3. Analyze the generated heap snapshot
Use the Eclipse Memory Analyzer tool. Download link: https://www.eclipse.org/mat/downloads.php
Results of the analysis:
See the specific content of the stacked large objects:
The rough cause of the problem is OOM caused by InMemoryReporterMetrics. zipkin2.reporter.InMemoryReporterMetrics @ 0xc1aeaea8Shallow Size: 24 B Retained Size: 925.9 MB
You can also use: Java Memory Dump (https://www.perfma.com/docs/memory/memory-start) for analysis, the screenshot below, the function is not as powerful as MAT, and some functions are charged.

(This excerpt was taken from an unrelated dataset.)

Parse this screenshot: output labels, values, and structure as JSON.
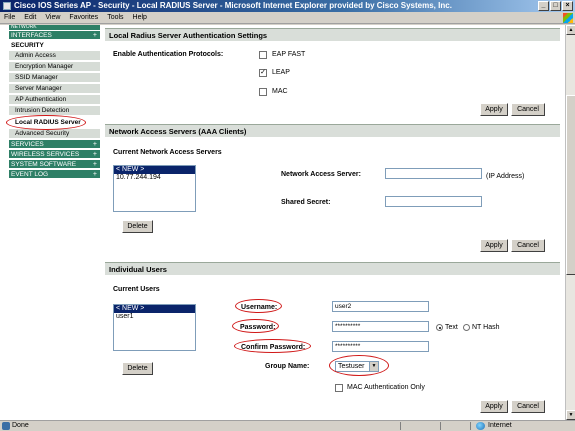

4. Reason analysis and verification
Because of this problem, check the configuration of the zipkin service that has the problem , and it is no different from other services. Found that the configuration is the same.
Then I tried the corresponding zipkin jar package, and found that the service in question depends on a lower version of zipkin .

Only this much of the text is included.